The U.S. Census Bureau reported Tuesday that the August goods and services trade deficit was an enormous, humongous $48.3 billion. This is a big 15.6% increase from July’s enormous, humongous $41.8 (revised) billion trade deficit.
Exports dropped 2 percent and imports rose 1.2 percent.
The monthly U.S. goods deficit with China rose in August to an enormous, humongous $32.9 billion from an enormous, humongous $30.6 billion.
The U.S. goods deficit with Japan was down a bit to $5.2 billion in August.
The U.S. goods deficit with South Korea was $2.7 billion in August.
U.S. exports of goods and services fell to $185.1 billion. This is the lowest level since October 2012.
“Horrible” For Economy
The Business Insider report, “Trade deficit balloons to $48.3 billion,” explains what this means for the U.S. economy,
“In one line: Horrible; trade is set to be a significant drag on Q3 GDP growth,” wrote Pantheon Macroeconomics’ Ian Shepherdson in a client note.
The reasons for this terrible trade report are clear: our trade policies. We have a strong and rising dollar, which means things made here cost more so they are less competitive in international markets. This is partly a result of China’s big devaluation (see “What Is Currency Manipulation?“) We don’t do anything about currency manipulation, which hurts U.S. manufacturers. A “strong” currency is great if you hold dollars, terrible if you want to sell stuff made here. But our trade deficit is not just caused by currency rates, it is also the result of other US policies that favor Wall Street and outsourcers over domestic manufacturers.
Which brings us to the Trans-Pacific Partnership agreement (TPP).
TPP and Currency Manipulation
Negotiators announced a deal to complete the TPP on Monday. TPP is still secret but leaks inform us that it does not include enforceable measures against currency manipulation. It also apparently incentivizes companies to outsource to low-wage countries like Vietnam.

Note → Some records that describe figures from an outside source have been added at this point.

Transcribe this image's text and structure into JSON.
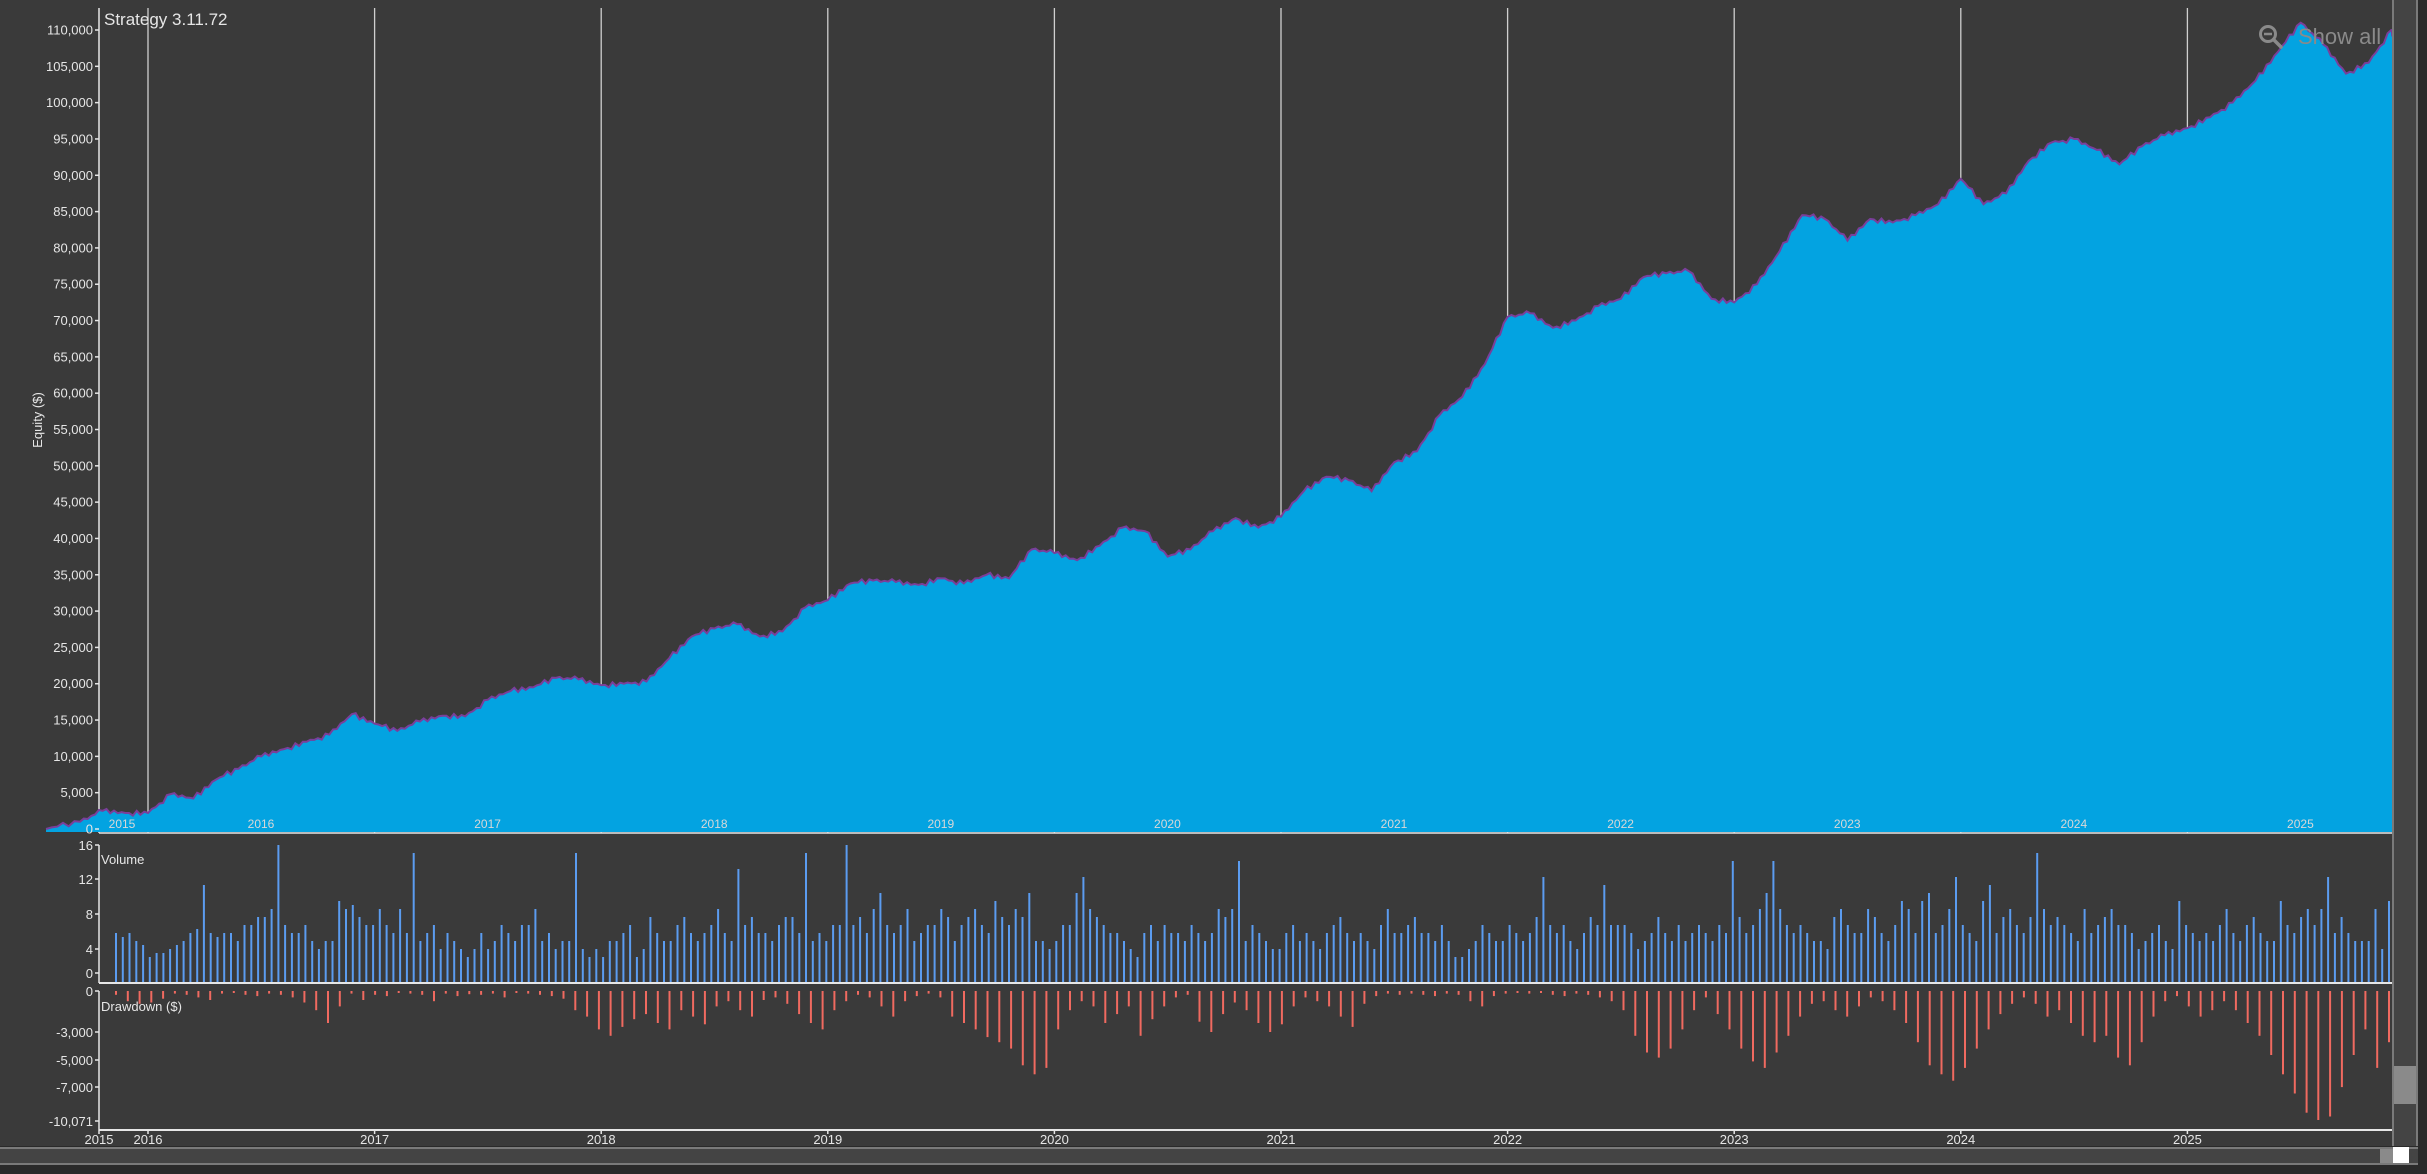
{
  "title": "Strategy 3.11.72",
  "toolbar": {
    "show_all_label": "Show all",
    "show_all_icon": "zoom-out-icon"
  },
  "colors": {
    "background": "#3a3a3a",
    "equity_fill": "#03a3e1",
    "equity_line": "#7a3f9a",
    "volume_bar": "#5b9cf0",
    "drawdown_bar": "#f06a60",
    "axis": "#e6e6e6",
    "gridline": "#cfcfcf"
  },
  "chart_data": [
    {
      "type": "area",
      "title": "Strategy 3.11.72",
      "ylabel": "Equity ($)",
      "xlabel": "",
      "ylim": [
        0,
        112000
      ],
      "yticks": [
        "0",
        "5,000",
        "10,000",
        "15,000",
        "20,000",
        "25,000",
        "30,000",
        "35,000",
        "40,000",
        "45,000",
        "50,000",
        "55,000",
        "60,000",
        "65,000",
        "70,000",
        "75,000",
        "80,000",
        "85,000",
        "90,000",
        "95,000",
        "100,000",
        "105,000",
        "110,000"
      ],
      "year_labels": [
        "2015",
        "2016",
        "2017",
        "2018",
        "2019",
        "2020",
        "2021",
        "2022",
        "2023",
        "2024",
        "2025"
      ],
      "x": [
        2015.55,
        2015.7,
        2015.8,
        2015.9,
        2016.0,
        2016.1,
        2016.2,
        2016.3,
        2016.4,
        2016.5,
        2016.6,
        2016.7,
        2016.8,
        2016.9,
        2017.0,
        2017.1,
        2017.2,
        2017.3,
        2017.4,
        2017.5,
        2017.6,
        2017.7,
        2017.8,
        2017.9,
        2018.0,
        2018.1,
        2018.2,
        2018.3,
        2018.4,
        2018.5,
        2018.6,
        2018.7,
        2018.8,
        2018.9,
        2019.0,
        2019.1,
        2019.2,
        2019.3,
        2019.4,
        2019.5,
        2019.6,
        2019.7,
        2019.8,
        2019.9,
        2020.0,
        2020.1,
        2020.2,
        2020.3,
        2020.4,
        2020.5,
        2020.6,
        2020.7,
        2020.8,
        2020.9,
        2021.0,
        2021.1,
        2021.2,
        2021.3,
        2021.4,
        2021.5,
        2021.6,
        2021.7,
        2021.8,
        2021.9,
        2022.0,
        2022.1,
        2022.2,
        2022.3,
        2022.4,
        2022.5,
        2022.6,
        2022.7,
        2022.8,
        2022.9,
        2023.0,
        2023.1,
        2023.2,
        2023.3,
        2023.4,
        2023.5,
        2023.6,
        2023.7,
        2023.8,
        2023.9,
        2024.0,
        2024.1,
        2024.2,
        2024.3,
        2024.4,
        2024.5,
        2024.6,
        2024.7,
        2024.8,
        2024.9,
        2025.0,
        2025.1,
        2025.2,
        2025.3,
        2025.4,
        2025.5,
        2025.6,
        2025.7,
        2025.8,
        2025.9,
        2025.93
      ],
      "series": [
        {
          "name": "Equity",
          "values": [
            0,
            1000,
            2500,
            2200,
            2200,
            4800,
            4200,
            6800,
            8300,
            10000,
            11000,
            12000,
            13000,
            15800,
            14500,
            13500,
            14800,
            15600,
            15500,
            17800,
            19000,
            19500,
            20800,
            20600,
            19800,
            20000,
            20300,
            23500,
            26500,
            27600,
            28200,
            26500,
            27200,
            30500,
            31500,
            33800,
            34200,
            34000,
            33600,
            34500,
            33800,
            35000,
            34500,
            38500,
            38000,
            37000,
            39000,
            41500,
            41000,
            37500,
            38500,
            41000,
            42800,
            41500,
            43000,
            46500,
            48500,
            48000,
            46500,
            50500,
            52000,
            57000,
            59500,
            64000,
            70500,
            71000,
            69000,
            70000,
            72000,
            73000,
            76000,
            76500,
            76800,
            73000,
            72500,
            75000,
            79500,
            84500,
            84000,
            81000,
            84000,
            83500,
            84500,
            86000,
            89500,
            86000,
            87500,
            92000,
            94500,
            95000,
            93500,
            91500,
            94000,
            95500,
            96500,
            98000,
            100000,
            103000,
            107000,
            111000,
            108000,
            104000,
            105500,
            110000,
            108500
          ]
        }
      ]
    },
    {
      "type": "bar",
      "title": "Volume",
      "ylim": [
        0,
        16
      ],
      "yticks": [
        "0",
        "4",
        "8",
        "12",
        "16"
      ],
      "series": [
        {
          "name": "Volume",
          "values": [
            5,
            4.5,
            5,
            4,
            3.5,
            2,
            2.5,
            2.5,
            3,
            3.5,
            4,
            5,
            5.5,
            11,
            5,
            4.5,
            5,
            5,
            4,
            6,
            6,
            7,
            7,
            8,
            16,
            6,
            5,
            5,
            6,
            4,
            3,
            4,
            4,
            9,
            8,
            8.5,
            7,
            6,
            6,
            8,
            6,
            5,
            8,
            5,
            15,
            4,
            5,
            6,
            3,
            5,
            4,
            3,
            2,
            3,
            5,
            3,
            4,
            6,
            5,
            4,
            6,
            6,
            8,
            4,
            5,
            3,
            4,
            4,
            15,
            3,
            2,
            3,
            2,
            4,
            4,
            5,
            6,
            2,
            3,
            7,
            5,
            4,
            4,
            6,
            7,
            5,
            4,
            5,
            6,
            8,
            5,
            4,
            13,
            6,
            7,
            5,
            5,
            4,
            6,
            7,
            7,
            5,
            15,
            4,
            5,
            4,
            6,
            6,
            16,
            6,
            7,
            5,
            8,
            10,
            6,
            5,
            6,
            8,
            4,
            5,
            6,
            6,
            8,
            7,
            4,
            6,
            7,
            8,
            6,
            5,
            9,
            7,
            6,
            8,
            7,
            10,
            4,
            4,
            3,
            4,
            6,
            6,
            10,
            12,
            8,
            7,
            6,
            5,
            5,
            4,
            3,
            2,
            5,
            6,
            4,
            6,
            5,
            5,
            4,
            6,
            5,
            4,
            5,
            8,
            7,
            8,
            14,
            4,
            6,
            5,
            4,
            3,
            3,
            5,
            6,
            4,
            5,
            4,
            3,
            5,
            6,
            7,
            5,
            4,
            5,
            4,
            3,
            6,
            8,
            5,
            5,
            6,
            7,
            5,
            5,
            4,
            6,
            4,
            2,
            2,
            3,
            4,
            6,
            5,
            4,
            4,
            6,
            5,
            4,
            5,
            7,
            12,
            6,
            5,
            6,
            4,
            3,
            5,
            7,
            6,
            11,
            6,
            6,
            6,
            5,
            3,
            4,
            5,
            7,
            5,
            4,
            6,
            4,
            5,
            6,
            5,
            4,
            6,
            5,
            14,
            7,
            5,
            6,
            8,
            10,
            14,
            8,
            6,
            5,
            6,
            5,
            4,
            4,
            3,
            7,
            8,
            6,
            5,
            5,
            8,
            7,
            5,
            4,
            6,
            9,
            8,
            5,
            9,
            10,
            5,
            6,
            8,
            12,
            6,
            5,
            4,
            9,
            11,
            5,
            7,
            8,
            6,
            5,
            7,
            15,
            8,
            6,
            7,
            6,
            5,
            4,
            8,
            5,
            6,
            7,
            8,
            6,
            6,
            5,
            3,
            4,
            5,
            6,
            4,
            3,
            9,
            6,
            5,
            4,
            5,
            4,
            6,
            8,
            5,
            4,
            6,
            7,
            5,
            4,
            4,
            9,
            6,
            5,
            7,
            8,
            6,
            8,
            12,
            5,
            7,
            5,
            4,
            4,
            4,
            8,
            3,
            9
          ]
        }
      ]
    },
    {
      "type": "bar",
      "title": "Drawdown ($)",
      "ylim": [
        -10071,
        0
      ],
      "yticks": [
        "0",
        "-3,000",
        "-5,000",
        "-7,000",
        "-10,071"
      ],
      "series": [
        {
          "name": "Drawdown",
          "values": [
            -300,
            -800,
            -1000,
            -900,
            -600,
            -200,
            -300,
            -500,
            -700,
            -200,
            -150,
            -300,
            -400,
            -200,
            -300,
            -500,
            -900,
            -1500,
            -2500,
            -1200,
            -200,
            -700,
            -300,
            -400,
            -100,
            -200,
            -300,
            -800,
            -200,
            -400,
            -250,
            -300,
            -200,
            -500,
            -100,
            -200,
            -300,
            -400,
            -600,
            -1500,
            -2000,
            -3000,
            -3500,
            -2800,
            -2200,
            -1800,
            -2500,
            -3000,
            -1500,
            -2000,
            -2600,
            -1200,
            -800,
            -1500,
            -2000,
            -700,
            -500,
            -1000,
            -1800,
            -2500,
            -3000,
            -1500,
            -800,
            -300,
            -500,
            -1200,
            -2000,
            -800,
            -400,
            -200,
            -500,
            -2000,
            -2500,
            -3000,
            -3600,
            -4000,
            -4500,
            -5800,
            -6500,
            -6000,
            -3000,
            -1500,
            -800,
            -1200,
            -2500,
            -1800,
            -1200,
            -3500,
            -2200,
            -1200,
            -500,
            -300,
            -2400,
            -3200,
            -1800,
            -900,
            -1500,
            -2500,
            -3200,
            -2600,
            -1200,
            -500,
            -800,
            -1200,
            -2000,
            -2800,
            -1000,
            -400,
            -200,
            -300,
            -200,
            -300,
            -400,
            -200,
            -300,
            -800,
            -1200,
            -400,
            -200,
            -150,
            -200,
            -150,
            -300,
            -400,
            -200,
            -300,
            -500,
            -800,
            -1500,
            -3500,
            -4800,
            -5200,
            -4500,
            -3000,
            -1500,
            -500,
            -1800,
            -3000,
            -4500,
            -5500,
            -6000,
            -4800,
            -3500,
            -2000,
            -1000,
            -800,
            -1500,
            -2000,
            -1200,
            -500,
            -800,
            -1500,
            -2500,
            -4000,
            -5800,
            -6500,
            -7000,
            -6000,
            -4500,
            -3000,
            -1800,
            -1000,
            -500,
            -1000,
            -2000,
            -1500,
            -2500,
            -3500,
            -4000,
            -3500,
            -5200,
            -5800,
            -4000,
            -2000,
            -800,
            -400,
            -1200,
            -2000,
            -1500,
            -800,
            -1500,
            -2500,
            -3500,
            -5000,
            -6500,
            -8000,
            -9500,
            -10071,
            -9800,
            -7500,
            -5000,
            -3000,
            -6000,
            -4000
          ]
        }
      ]
    }
  ]
}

Then next we receive a terrible trade deficit report – the result of our trade policies to date. These trade policies are designed to deindustrialize the U.S., moving factories and jobs to low-wage countries, so America’s “investor” class can pocket the wage differential for themselves. Inequality is soaring as a result, as the lost jobs are replaced by low-wage jobs for those lucky enough to find work.
The enormous, humongous and ongoing trade deficit, month after month, year after year, drags down our economy. Yet our news media is barely informing the public of the relationship between the trade deficit and our economic woes.
In this election season our news media has not been connecting the dots and giving trade policy the coverage it deserves. To the extent it has gotten onto the media agenda, it is largely because Donald Trump (on the right) and Bernie Sanders (on the left) have used the issue to draw major grassroots support for their presidential campaigns. Now that the TPP is coming to the Congress – a real treaty that will face concrete congressional debate – will the major media bring these issues closer to the front of the political discussion?